Empresas y sindicatos tendrán un papel «protagonista» en el diseño de los nuevos títulos de FP

Estudiantes burgaleses de un grado superior de FP, durante una de sus clases./A. GÓMEZ
Estudiantes burgaleses de un grado superior de FP, durante una de sus clases. / A. GÓMEZ

La reforma que prepara el Gobierno permitirá a los alumnos de FP Básica graduarse en ESO si superan una prueba de competencias

Alfonso Torices
ALFONSO TORICESMadrid

El Gobierno quiere impulsar en los próximos meses un plan de reformas para modernizar y potenciar la Formación Profesional, con el objetivo de lograr unos estudios más prácticos, con una oferta más atractiva de títulos y que permitan una mayor empleabilidad de los alumnos, por estar más en consonancia con las necesidades y demandas del tejido económico español y europeo.

En esta estrategia, que Pedro Sánchez y las ministras de Educación y Trabajo presentarán este martes en un encuentro con 400 representantes del mundo económico y docente, el Ejecutivo quiere dar «un protagonismo directo» a empresas y sindicatos, ya que demandará su colaboración permanente con el nuevo sistema, desde el diseño de las nuevas titulaciones hasta el aumento de la formación práctica de los alumnos en centros de trabajo.

El plan, según adelantó Isabel Celaá, pretende desterrar para siempre el prejuicio de que la FP son estudios de segunda y seguir la senda de los países de la UE, en los que hasta el 48% de los jóvenes de 16 a 18 años están matriculados en este segmento académico, trece puntos más que la media española (35%). La ministra considera que puede ser uno de los elementos clave para reducir el abandono escolar temprano - que en España dobla el porcentaje europeo- y para reducir el paro juvenil, pues la tasa nacional de ocupación de los graduados en FP es del 74%, frente al 63% de los que se titulan en Bachillerato.

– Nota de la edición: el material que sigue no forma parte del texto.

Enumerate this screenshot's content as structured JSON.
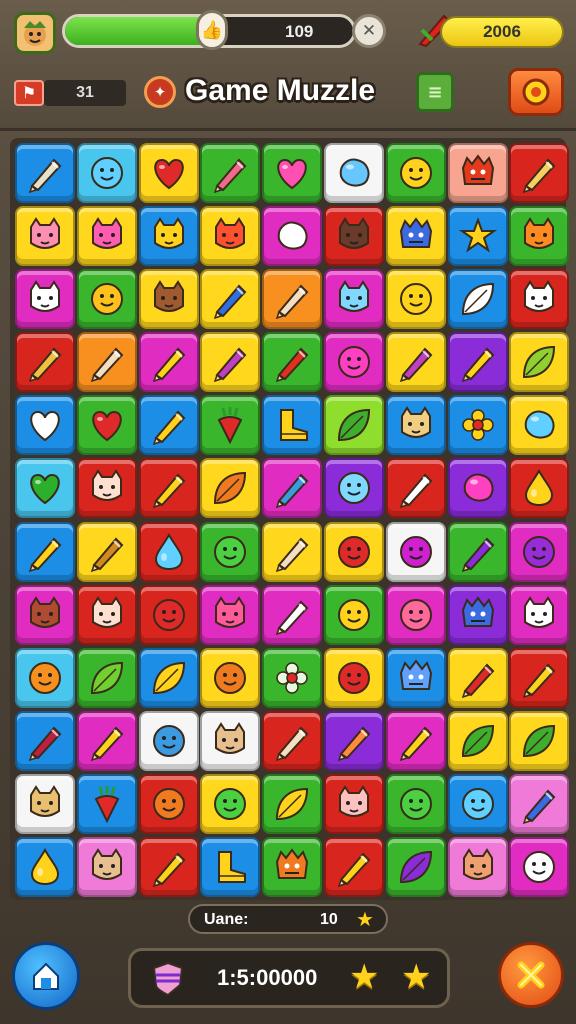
{
  "header": {
    "avatar_icon": "goblin-face-icon",
    "progress": {
      "value_text": "109",
      "fill_fraction": 0.5,
      "knob_icon": "thumbs-up-icon"
    },
    "close_icon": "x-icon",
    "coins": {
      "value": "2006",
      "icon": "red-feather-icon"
    },
    "level": {
      "icon": "red-flag-icon",
      "value": "31"
    },
    "title": "Game Muzzle",
    "logo_icon": "compass-badge-icon",
    "doc_icon": "green-document-icon",
    "menu_icon": "gear-creature-icon"
  },
  "board": {
    "colors": {
      "blue": "#1c8ee6",
      "cyan": "#49c6ee",
      "yellow": "#ffd71c",
      "green": "#39b62c",
      "red": "#d8261f",
      "magenta": "#e02cc0",
      "purple": "#8a2cd8",
      "white": "#f6f6f6",
      "peach": "#f7a590",
      "orange": "#f7901e",
      "pink": "#f07ad8",
      "lime": "#8fdd2c"
    },
    "rows": [
      [
        [
          "blue",
          "pencil",
          "#e8e2c8"
        ],
        [
          "cyan",
          "face",
          "#5fd0ff"
        ],
        [
          "yellow",
          "heart",
          "#e02a2a"
        ],
        [
          "green",
          "pencil",
          "#f06a8a"
        ],
        [
          "green",
          "heart",
          "#ff4fb0"
        ],
        [
          "white",
          "blob",
          "#66c6ff"
        ],
        [
          "green",
          "face",
          "#ffd21c"
        ],
        [
          "peach",
          "monster",
          "#e23a1c"
        ],
        [
          "red",
          "pencil",
          "#f6d060"
        ]
      ],
      [
        [
          "yellow",
          "cat",
          "#ff8fb0"
        ],
        [
          "yellow",
          "cat",
          "#ff5db0"
        ],
        [
          "blue",
          "cat",
          "#ffd21c"
        ],
        [
          "yellow",
          "cat",
          "#ff5030"
        ],
        [
          "magenta",
          "blob",
          "#ffffff"
        ],
        [
          "red",
          "cat",
          "#6a3a2a"
        ],
        [
          "yellow",
          "monster",
          "#3c6ae0"
        ],
        [
          "blue",
          "star",
          "#ffd21c"
        ],
        [
          "green",
          "cat",
          "#ff8a20"
        ]
      ],
      [
        [
          "magenta",
          "cat",
          "#ffffff"
        ],
        [
          "green",
          "face",
          "#ffc21c"
        ],
        [
          "yellow",
          "cat",
          "#a05a30"
        ],
        [
          "yellow",
          "pencil",
          "#3070e0"
        ],
        [
          "orange",
          "pencil",
          "#f4e0c0"
        ],
        [
          "magenta",
          "cat",
          "#7fd8ff"
        ],
        [
          "yellow",
          "face",
          "#ffd21c"
        ],
        [
          "blue",
          "leaf",
          "#ffffff"
        ],
        [
          "red",
          "cat",
          "#ffffff"
        ]
      ],
      [
        [
          "red",
          "pencil",
          "#f0c040"
        ],
        [
          "orange",
          "pencil",
          "#f4e0c0"
        ],
        [
          "magenta",
          "pencil",
          "#ffd21c"
        ],
        [
          "yellow",
          "pencil",
          "#c040c0"
        ],
        [
          "green",
          "pencil",
          "#e03020"
        ],
        [
          "magenta",
          "face",
          "#ff40c0"
        ],
        [
          "yellow",
          "pencil",
          "#c040c0"
        ],
        [
          "purple",
          "pencil",
          "#ffd21c"
        ],
        [
          "yellow",
          "leaf",
          "#8fd030"
        ]
      ],
      [
        [
          "blue",
          "heart",
          "#ffffff"
        ],
        [
          "green",
          "heart",
          "#e02a2a"
        ],
        [
          "blue",
          "pencil",
          "#ffd21c"
        ],
        [
          "green",
          "carrot",
          "#e02a2a"
        ],
        [
          "blue",
          "boot",
          "#ffd21c"
        ],
        [
          "lime",
          "leaf",
          "#3fae2c"
        ],
        [
          "blue",
          "cat",
          "#f0d080"
        ],
        [
          "blue",
          "flower",
          "#ffd21c"
        ],
        [
          "yellow",
          "blob",
          "#5fd0ff"
        ]
      ],
      [
        [
          "cyan",
          "heart",
          "#2cb02c"
        ],
        [
          "red",
          "cat",
          "#ffe0d0"
        ],
        [
          "red",
          "pencil",
          "#ffd21c"
        ],
        [
          "yellow",
          "leaf",
          "#f07a20"
        ],
        [
          "magenta",
          "pencil",
          "#3c9ae0"
        ],
        [
          "purple",
          "face",
          "#7fd8ff"
        ],
        [
          "red",
          "pencil",
          "#ffffff"
        ],
        [
          "purple",
          "blob",
          "#ff40c0"
        ],
        [
          "red",
          "drop",
          "#ffd21c"
        ]
      ],
      [
        [
          "blue",
          "pencil",
          "#ffd21c"
        ],
        [
          "yellow",
          "pencil",
          "#d08a20"
        ],
        [
          "red",
          "drop",
          "#5fd0ff"
        ],
        [
          "green",
          "face",
          "#4ad040"
        ],
        [
          "yellow",
          "pencil",
          "#f4e0c0"
        ],
        [
          "yellow",
          "face",
          "#e02a2a"
        ],
        [
          "white",
          "face",
          "#d020d0"
        ],
        [
          "green",
          "pencil",
          "#8a2cd8"
        ],
        [
          "magenta",
          "face",
          "#9a2cd8"
        ]
      ],
      [
        [
          "magenta",
          "cat",
          "#b04a30"
        ],
        [
          "red",
          "cat",
          "#ffe0d0"
        ],
        [
          "red",
          "face",
          "#e02a2a"
        ],
        [
          "magenta",
          "cat",
          "#ff5a9a"
        ],
        [
          "magenta",
          "pencil",
          "#ffffff"
        ],
        [
          "green",
          "face",
          "#ffd21c"
        ],
        [
          "magenta",
          "face",
          "#ff6a9a"
        ],
        [
          "purple",
          "monster",
          "#3c6ae0"
        ],
        [
          "magenta",
          "cat",
          "#ffffff"
        ]
      ],
      [
        [
          "cyan",
          "face",
          "#f7901e"
        ],
        [
          "green",
          "leaf",
          "#6fd030"
        ],
        [
          "blue",
          "leaf",
          "#ffd21c"
        ],
        [
          "yellow",
          "face",
          "#f07a20"
        ],
        [
          "green",
          "flower",
          "#e8f8e0"
        ],
        [
          "yellow",
          "face",
          "#e02a2a"
        ],
        [
          "blue",
          "monster",
          "#5fa0ff"
        ],
        [
          "yellow",
          "pencil",
          "#e02a2a"
        ],
        [
          "red",
          "pencil",
          "#ffd21c"
        ]
      ],
      [
        [
          "blue",
          "pencil",
          "#c02040"
        ],
        [
          "magenta",
          "pencil",
          "#ffd21c"
        ],
        [
          "white",
          "face",
          "#3c9ae0"
        ],
        [
          "white",
          "cat",
          "#e8c090"
        ],
        [
          "red",
          "pencil",
          "#f4e0c0"
        ],
        [
          "purple",
          "pencil",
          "#ff8a40"
        ],
        [
          "magenta",
          "pencil",
          "#ffd21c"
        ],
        [
          "yellow",
          "leaf",
          "#3fae2c"
        ],
        [
          "yellow",
          "leaf",
          "#3fae2c"
        ]
      ],
      [
        [
          "white",
          "cat",
          "#e8c070"
        ],
        [
          "blue",
          "carrot",
          "#e02a2a"
        ],
        [
          "red",
          "face",
          "#f07a20"
        ],
        [
          "yellow",
          "face",
          "#4ad040"
        ],
        [
          "green",
          "leaf",
          "#ffd21c"
        ],
        [
          "red",
          "cat",
          "#ffc0c0"
        ],
        [
          "green",
          "face",
          "#4ad040"
        ],
        [
          "blue",
          "face",
          "#5fd0ff"
        ],
        [
          "pink",
          "pencil",
          "#3c6ae0"
        ]
      ],
      [
        [
          "blue",
          "drop",
          "#ffd21c"
        ],
        [
          "pink",
          "cat",
          "#e8c090"
        ],
        [
          "red",
          "pencil",
          "#ffd21c"
        ],
        [
          "blue",
          "boot",
          "#ffd21c"
        ],
        [
          "green",
          "monster",
          "#f07a20"
        ],
        [
          "red",
          "pencil",
          "#ffd21c"
        ],
        [
          "green",
          "leaf",
          "#8a2cd8"
        ],
        [
          "pink",
          "cat",
          "#f0a070"
        ],
        [
          "magenta",
          "face",
          "#ffffff"
        ]
      ]
    ]
  },
  "status": {
    "label": "Uane:",
    "value": "10",
    "icon": "star-icon"
  },
  "footer": {
    "home_icon": "home-icon",
    "shield_icon": "shield-icon",
    "score": "1:5:00000",
    "stars": [
      "star-icon",
      "star-icon"
    ],
    "close_icon": "close-x-icon"
  }
}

Las modificaciones legales incluirían a empresarios y agentes sociales en el Observatorio del Instituto Nacional de Cualificaciones para que participen en la identificación de los nuevos perfiles profesionales que se precisan y para que intervengan de manera directa en el diseño y elaboración posterior de los currículos de estas titulaciones. El Gobierno, por su parte, se compromete a aproximar la oferta de perfiles profesionales a la demanda española e impulsar reformas legislativas que simplifiquen los trámites para aprobar o actualizar estos nuevos títulos que, ahora, «debido a las rigideces», pueden durar hasta cuatro años.

Prácticas con más peso

Los cambios también pretenden que todos los ciclos de FP, no solo en su versión dual -la que compagina enseñanza teórica en el centro educativo con formación en empresas-, tengan un aumento de las horas de prácticas en lugares de trabajo. El ministerio, a cambio de las prácticas «de calidad» que pedirá a las empresas, se compromete a dar «un peso sustantivo» en la evalución de los alumnos a los informes de desempeño que les remitan.

Celaá también anunció un decreto con una regulación básica estatal de la FP dual -contraprestación económica al alumno, tiempos de formación y relación contractual- para potenciar esta modalidad, que en España solo cursa el 2,5% de los estudiantes de esta rama formativa cuando en Alemania son el 31%.

Otro de los propósitos de la reforma es establecer pasarelas flexibles que alejen el riesgo de abandono escolar, al permitir el tránsito de los alumnos entre los ciclos sucesivos de FP y entre estos y el Bachillerato o la universidad. Una de las modificaciones que el Gobierno quiere introducir en la Lomce es abrir la posibilidad de que los alumnos de FP Básica, además del título de profesionalidad que ya logran, puedan obtener el graduado en ESO.

Estos jóvenes de 15 a 17 años, que llegan a la FP inicial normalmente por problemas de fracaso escolar en el primer ciclo de ESO, comenzarán a recibir, además de formación técnica, contenidos en competencias generales básicas. El borrador de la Lomce elaborado por el Gobierno indica que podrá obtendrá el título en ESO el alumno de esta rama que, «a juicio del equipo docente, haya alcanzado los objetivos y adquirido las competencias correspondientes». La ministra de Educación explicó que, aunque este punto aún esta en fase de debate y elaboración, el estudiante que quiera graduarse en ESO debería superar una prueba que certifique la adquisición de las competencias generales. Esta novedad, comentó Celaá, permitiría a estos alumnos, a los que ahora se les cierra el progreso académico, «engancharse de nuevo al sistema» y continuar estudios de FP de grado medio o de Bachillerato.